Mean Nor'easters Brew in a Complex Stew of Winter Weather

`IT'LL be a real nor'easter.'' That note of warning has been heard more often this winter than most New Englanders - indeed most people from Virginia to Nova Scotia - would like. This breed of storms, traditionally the bane of fishermen and sea captains, now typically brings burdens ranging from severe beach erosion to sky-high snowplowing bills for municipalities, businesses, and homeowners.

There have been 13 nor'easters - or ``northeasters,'' as the dictionary stodgily puts it - this year, with room for more before March blows out. The last one, which struck the Boston area March 3, dumped just enough snow to make this winter the whitest ever here, with 89.5 inches of snow so far.

Where do the big storms come from, and why so many this year? Weather watchers as far back as Ben Franklin remarked on the strong cold winds out of the northeast and assumed the storms came from that direction, says Richard Tinker, a meteorologist at the National Weather Service's Climate Analysis Center in Camp Springs, Md. In fact, just the opposite is true. The storms generate far to the south, often off Cape Hatteras, N.C., then migrate north.

The counterclockwise cyclonic swirl of the storm can produce the cold northeasterly winds along the coastal edges of the storms, however.

Complex patterns

Nor'easters are a complex weather phenomenon, says Kerry Emanuel, a meteorologist at the Massachusetts Institute of Technology in Cambridge, Mass.

Some have suggested that nor'easters, like hurricanes, might be rated for severity to give the public a better idea of what to expect. ``The nor'easter offers such a diverse set of phenomena that the public is already baffled,'' Professor Emanuel says. ``A high rating might scare someone who lives inland, when the real destruction, from wind and rain, will be on the coast.''

A lively ``mix'' of precipitation is standard for nor'easters. Who gets snow and who gets rain, and when, has a lot to do with subsidiary ``coastal fronts'' that form along with the main storm, Emanuel says. These secondary fronts cause wind shifts, with cooler air on one side and warmer on the other.
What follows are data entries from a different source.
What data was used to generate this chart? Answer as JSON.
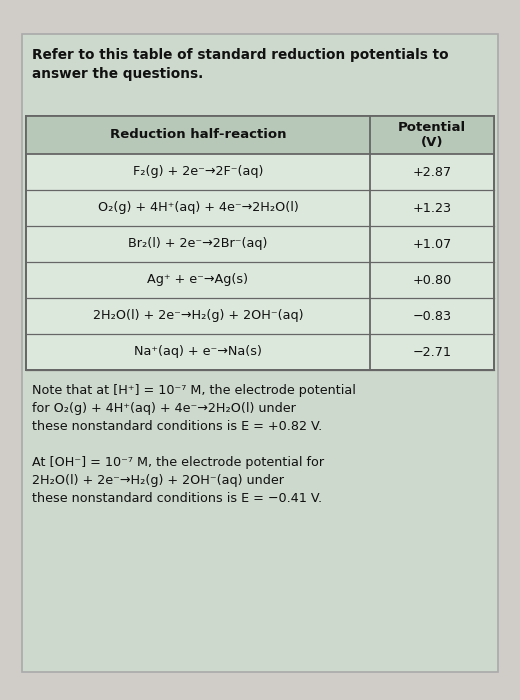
{
  "title_text": "Refer to this table of standard reduction potentials to\nanswer the questions.",
  "col_header1": "Reduction half-reaction",
  "col_header2": "Potential\n(V)",
  "rows": [
    [
      "F₂(g) + 2e⁻→2F⁻(aq)",
      "+2.87"
    ],
    [
      "O₂(g) + 4H⁺(aq) + 4e⁻→2H₂O(l)",
      "+1.23"
    ],
    [
      "Br₂(l) + 2e⁻→2Br⁻(aq)",
      "+1.07"
    ],
    [
      "Ag⁺ + e⁻→Ag(s)",
      "+0.80"
    ],
    [
      "2H₂O(l) + 2e⁻→H₂(g) + 2OH⁻(aq)",
      "−0.83"
    ],
    [
      "Na⁺(aq) + e⁻→Na(s)",
      "−2.71"
    ]
  ],
  "note1": "Note that at [H⁺] = 10⁻⁷ M, the electrode potential\nfor O₂(g) + 4H⁺(aq) + 4e⁻→2H₂O(l) under\nthese nonstandard conditions is E = +0.82 V.",
  "note2": "At [OH⁻] = 10⁻⁷ M, the electrode potential for\n2H₂O(l) + 2e⁻→H₂(g) + 2OH⁻(aq) under\nthese nonstandard conditions is E = −0.41 V.",
  "outer_bg": "#d0ccc8",
  "card_bg": "#cdd9cc",
  "table_cell_bg": "#dce8dc",
  "header_bg": "#b8c8b8",
  "border_color": "#666666",
  "text_color": "#111111",
  "col_split": 0.735
}
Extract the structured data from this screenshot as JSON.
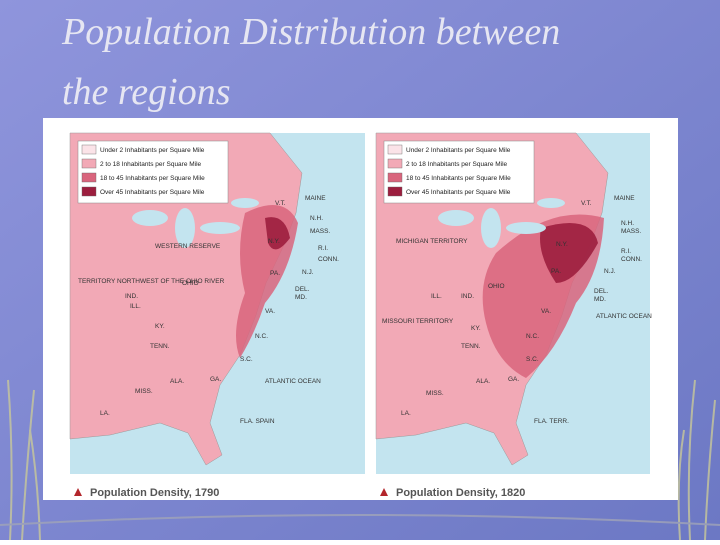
{
  "title": "Population Distribution between the regions",
  "maps": [
    {
      "legend": [
        "Under 2 Inhabitants per Square Mile",
        "2 to 18 Inhabitants per Square Mile",
        "18 to 45 Inhabitants per Square Mile",
        "Over 45 Inhabitants per Square Mile"
      ],
      "caption": "Population Density, 1790",
      "labels": [
        "MAINE",
        "V.T.",
        "N.H.",
        "MASS.",
        "N.Y.",
        "R.I.",
        "CONN.",
        "WESTERN RESERVE",
        "PA.",
        "N.J.",
        "TERRITORY NORTHWEST OF THE OHIO RIVER",
        "OHIO",
        "IND.",
        "ILL.",
        "DEL.",
        "MD.",
        "VA.",
        "KY.",
        "N.C.",
        "TENN.",
        "S.C.",
        "GA.",
        "ATLANTIC OCEAN",
        "MISS.",
        "ALA.",
        "LA.",
        "FLA. SPAIN"
      ]
    },
    {
      "legend": [
        "Under 2 Inhabitants per Square Mile",
        "2 to 18 Inhabitants per Square Mile",
        "18 to 45 Inhabitants per Square Mile",
        "Over 45 Inhabitants per Square Mile"
      ],
      "caption": "Population Density, 1820",
      "labels": [
        "MAINE",
        "V.T.",
        "N.H.",
        "MASS.",
        "MICHIGAN TERRITORY",
        "N.Y.",
        "R.I.",
        "CONN.",
        "PA.",
        "N.J.",
        "OHIO",
        "ILL.",
        "IND.",
        "DEL.",
        "MD.",
        "MISSOURI TERRITORY",
        "ATLANTIC OCEAN",
        "KY.",
        "VA.",
        "N.C.",
        "TENN.",
        "S.C.",
        "ALA.",
        "GA.",
        "MISS.",
        "LA.",
        "FLA. TERR."
      ]
    }
  ]
}
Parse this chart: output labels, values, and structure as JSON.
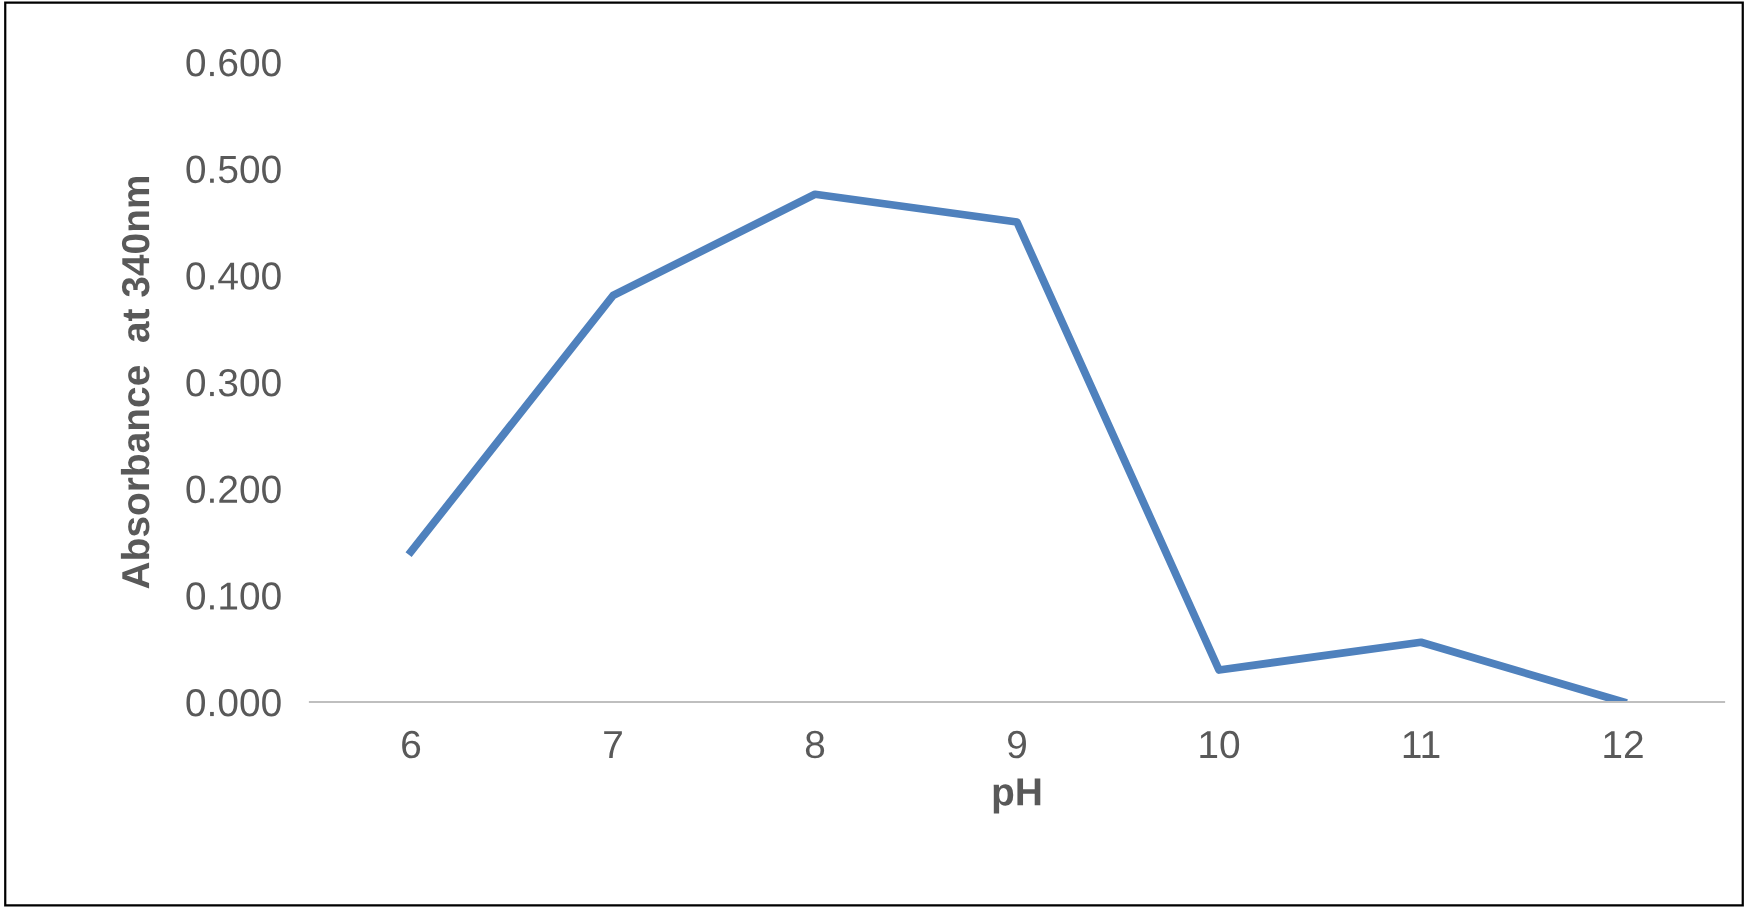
{
  "chart_data": {
    "type": "line",
    "xlabel": "pH",
    "ylabel": "Absorbance  at 340nm",
    "categories": [
      "6",
      "7",
      "8",
      "9",
      "10",
      "11",
      "12"
    ],
    "series": [
      {
        "color": "#4f81bd",
        "values": [
          0.141,
          0.381,
          0.476,
          0.45,
          0.03,
          0.056,
          0.0
        ]
      }
    ],
    "ylim": [
      0,
      0.6
    ],
    "yticks": [
      {
        "value": 0,
        "label": "0.000"
      },
      {
        "value": 0.1,
        "label": "0.100"
      },
      {
        "value": 0.2,
        "label": "0.200"
      },
      {
        "value": 0.3,
        "label": "0.300"
      },
      {
        "value": 0.4,
        "label": "0.400"
      },
      {
        "value": 0.5,
        "label": "0.500"
      },
      {
        "value": 0.6,
        "label": "0.600"
      }
    ],
    "grid": false,
    "legend": false,
    "marker": "none",
    "line_style": "solid"
  }
}
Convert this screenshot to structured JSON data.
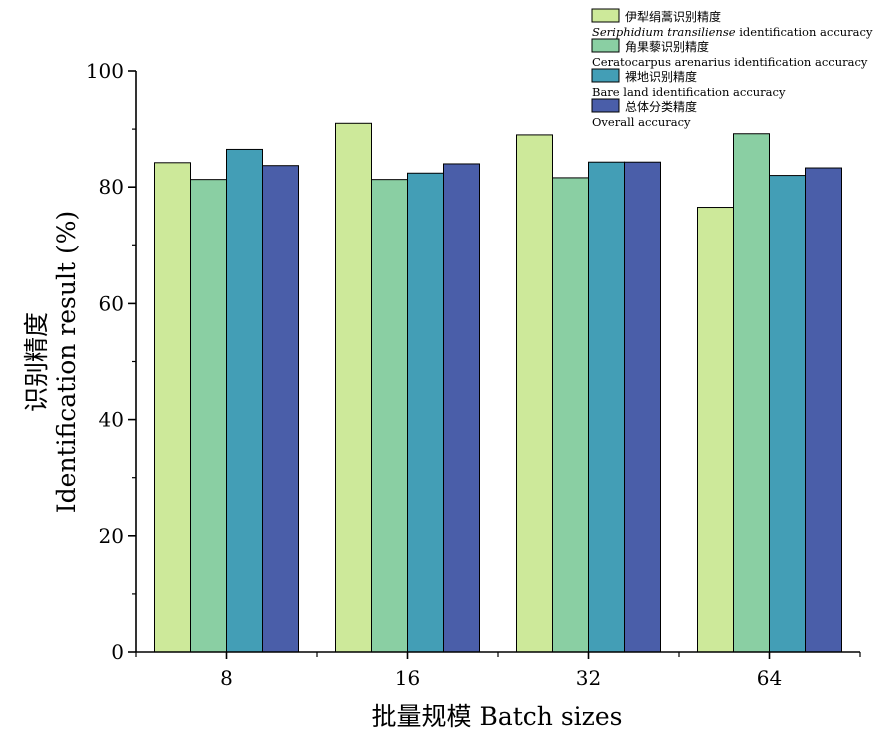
{
  "chart_data": {
    "type": "bar",
    "categories": [
      "8",
      "16",
      "32",
      "64"
    ],
    "series": [
      {
        "name_cn": "伊犁绢蒿识别精度",
        "name_italic": "Seriphidium transiliense",
        "name_en": " identification accuracy",
        "color": "#cde99a",
        "values": [
          84.2,
          91.0,
          89.0,
          76.5
        ]
      },
      {
        "name_cn": "角果藜识别精度",
        "name_italic": "",
        "name_en": "Ceratocarpus arenarius identification accuracy",
        "color": "#8acfa3",
        "values": [
          81.3,
          81.3,
          81.6,
          89.2
        ]
      },
      {
        "name_cn": "裸地识别精度",
        "name_italic": "",
        "name_en": "Bare land identification accuracy",
        "color": "#439eb6",
        "values": [
          86.5,
          82.4,
          84.3,
          82.0
        ]
      },
      {
        "name_cn": "总体分类精度",
        "name_italic": "",
        "name_en": "Overall accuracy",
        "color": "#4a5ea9",
        "values": [
          83.7,
          84.0,
          84.3,
          83.3
        ]
      }
    ],
    "ylim": [
      0,
      100
    ],
    "yticks": [
      "0",
      "20",
      "40",
      "60",
      "80",
      "100"
    ],
    "ylabel_cn": "识别精度",
    "ylabel_en": "Identification result (%)",
    "xlabel": "批量规模 Batch sizes",
    "legend_position": "top-right"
  }
}
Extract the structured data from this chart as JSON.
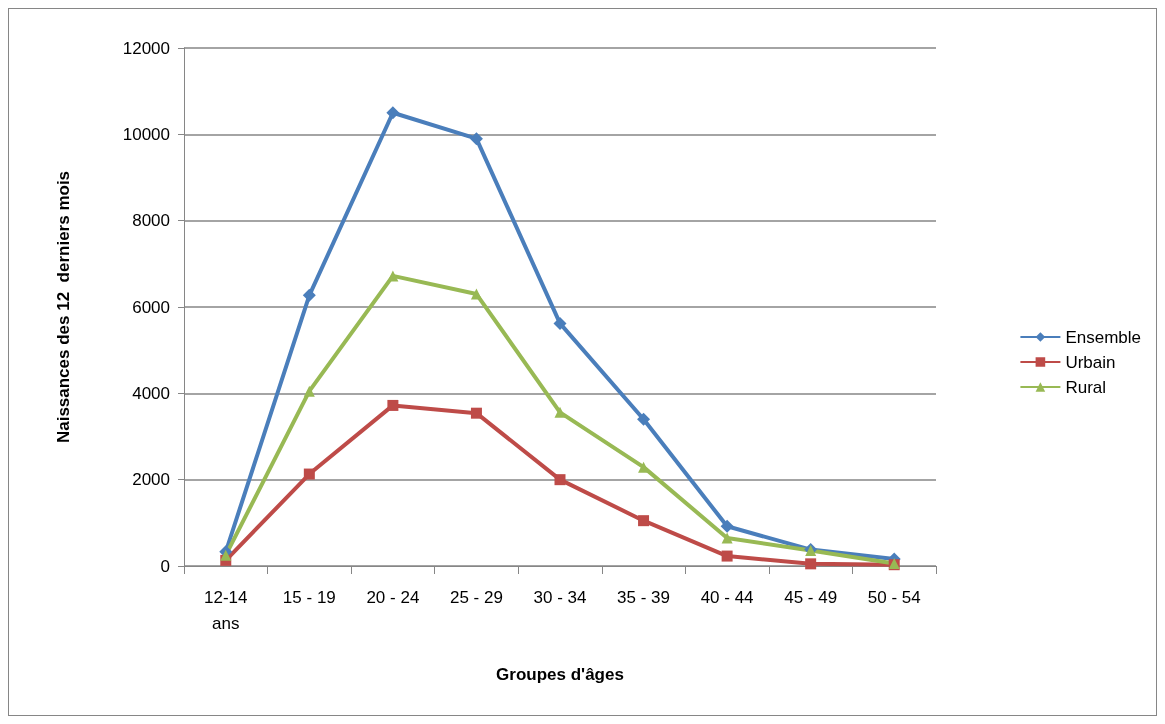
{
  "chart_data": {
    "type": "line",
    "xlabel": "Groupes d'âges",
    "ylabel": "Naissances des 12  derniers mois",
    "categories": [
      "12-14\nans",
      "15 - 19",
      "20 - 24",
      "25 - 29",
      "30 - 34",
      "35 - 39",
      "40 - 44",
      "45 - 49",
      "50 - 54"
    ],
    "series": [
      {
        "name": "Ensemble",
        "color": "#4a7ebb",
        "marker": "diamond",
        "values": [
          330,
          6270,
          10500,
          9900,
          5620,
          3400,
          920,
          380,
          160
        ]
      },
      {
        "name": "Urbain",
        "color": "#be4b48",
        "marker": "square",
        "values": [
          130,
          2130,
          3720,
          3540,
          2000,
          1050,
          230,
          50,
          30
        ]
      },
      {
        "name": "Rural",
        "color": "#98b954",
        "marker": "triangle",
        "values": [
          250,
          4050,
          6720,
          6300,
          3560,
          2290,
          650,
          360,
          60
        ]
      }
    ],
    "ylim": [
      0,
      12000
    ],
    "yticks": [
      0,
      2000,
      4000,
      6000,
      8000,
      10000,
      12000
    ],
    "grid": "y",
    "legend": "right"
  }
}
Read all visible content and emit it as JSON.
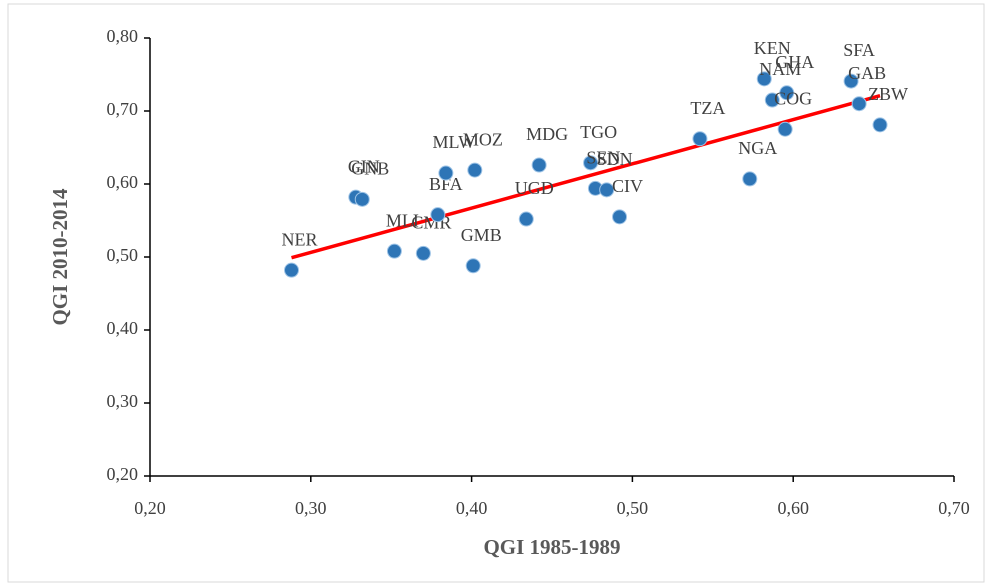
{
  "chart_data": {
    "type": "scatter",
    "x_label": "QGI 1985-1989",
    "y_label": "QGI 2010-2014",
    "point_labels": [
      "NER",
      "GIN",
      "GNB",
      "MLI",
      "CMR",
      "BFA",
      "MLW",
      "MOZ",
      "GMB",
      "UGD",
      "MDG",
      "TGO",
      "SEN",
      "SDN",
      "CIV",
      "TZA",
      "NGA",
      "KEN",
      "NAM",
      "GHA",
      "COG",
      "SFA",
      "GAB",
      "ZBW"
    ],
    "x": [
      0.288,
      0.328,
      0.332,
      0.352,
      0.37,
      0.379,
      0.384,
      0.402,
      0.401,
      0.434,
      0.442,
      0.474,
      0.477,
      0.484,
      0.492,
      0.542,
      0.573,
      0.582,
      0.587,
      0.596,
      0.595,
      0.636,
      0.641,
      0.654
    ],
    "values": [
      0.482,
      0.582,
      0.579,
      0.508,
      0.505,
      0.558,
      0.615,
      0.619,
      0.488,
      0.552,
      0.626,
      0.629,
      0.594,
      0.592,
      0.555,
      0.662,
      0.607,
      0.744,
      0.715,
      0.725,
      0.675,
      0.741,
      0.71,
      0.681
    ],
    "color": "#2e75b6",
    "trendline": {
      "x": [
        0.288,
        0.654
      ],
      "values": [
        0.499,
        0.721
      ],
      "color": "#ff0000"
    },
    "xlim": [
      0.2,
      0.7
    ],
    "xticks": [
      {
        "value": 0.2,
        "label": "0,20"
      },
      {
        "value": 0.3,
        "label": "0,30"
      },
      {
        "value": 0.4,
        "label": "0,40"
      },
      {
        "value": 0.5,
        "label": "0,50"
      },
      {
        "value": 0.6,
        "label": "0,60"
      },
      {
        "value": 0.7,
        "label": "0,70"
      }
    ],
    "ylim": [
      0.2,
      0.8
    ],
    "yticks": [
      {
        "value": 0.2,
        "label": "0,20"
      },
      {
        "value": 0.3,
        "label": "0,30"
      },
      {
        "value": 0.4,
        "label": "0,40"
      },
      {
        "value": 0.5,
        "label": "0,50"
      },
      {
        "value": 0.6,
        "label": "0,60"
      },
      {
        "value": 0.7,
        "label": "0,70"
      },
      {
        "value": 0.8,
        "label": "0,80"
      }
    ]
  }
}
There are also ``complex temperature setups'' within the storm, Emanuel continues, with warmer layers of air sandwiched between colder ones. Precipitation can start as snow, turn to water as it goes through a warm belt, and then refreeze down lower, hitting the surface as ice pellets or sleet.

Mr. Tinker points out that the swirl of air in a nor'easter can result in temperature anomalies at ground level, too. During the early March storm it was raining in Baltimore while snow fell in Norfolk, Va., much further south. ``There's almost no way to forecast that,'' he says.

Actually, forecasting the direction and approximate severity of nor'easters once they get underway down south is not a great problem, says Tinker. ``Our computer models tend to do better with nor'easters than with hurricanes,'' he says, explaining that hurricanes are influenced by more-subtle conditions.

But hurricanes also have a much longer and more-easily tracked life cycle. Nor'easters churn up and disappear out to sea in a matter of a few days. The most recent one, says Tinker, began as a ``very weak reflection'' in the Gulf of Mexico. And predictions of types and amounts of precipitation as a storm nears can be educated guesses at best.

The storms originate with a confluence of opposing air masses on the East Coast of the United States. They develop as a ``wave'' on the boundary between cold air to the north and ocean-warmed air to the south, says Hal Nagle, a technical editor with the American Meteorological Society in Boston.

The strength of a given storm, he explains, is determined by the ``gradient,'' or difference over distance, between the low pressure to the south and the high to the north. The low pressures registered in a robust nor'easter can rival those of a moderate hurricane, Tinker notes.

A tough winter

And why the series of big storms this year? Mr. Nagle emphasizes the influence of the jet stream. Irregular patterns in those high-altitude winds interact with surface developments, generating the cyclonic action of storms, he says. Tinker mentions the influence of a ``ridge'' of polar air fixed over Canada for much of this winter.

But basically, Emanuel says, the complexities of atmospheric interactions, typified by nor'easters, defy hard-and-fast explanation.

There's no quasi-cyclical phenomenon, like the warm ``El Nino'' Pacific Ocean currents to fall back on here in New England, Emanuel says. There's only the change in the seasons. And to the relief of many, spring should be just a few weeks away.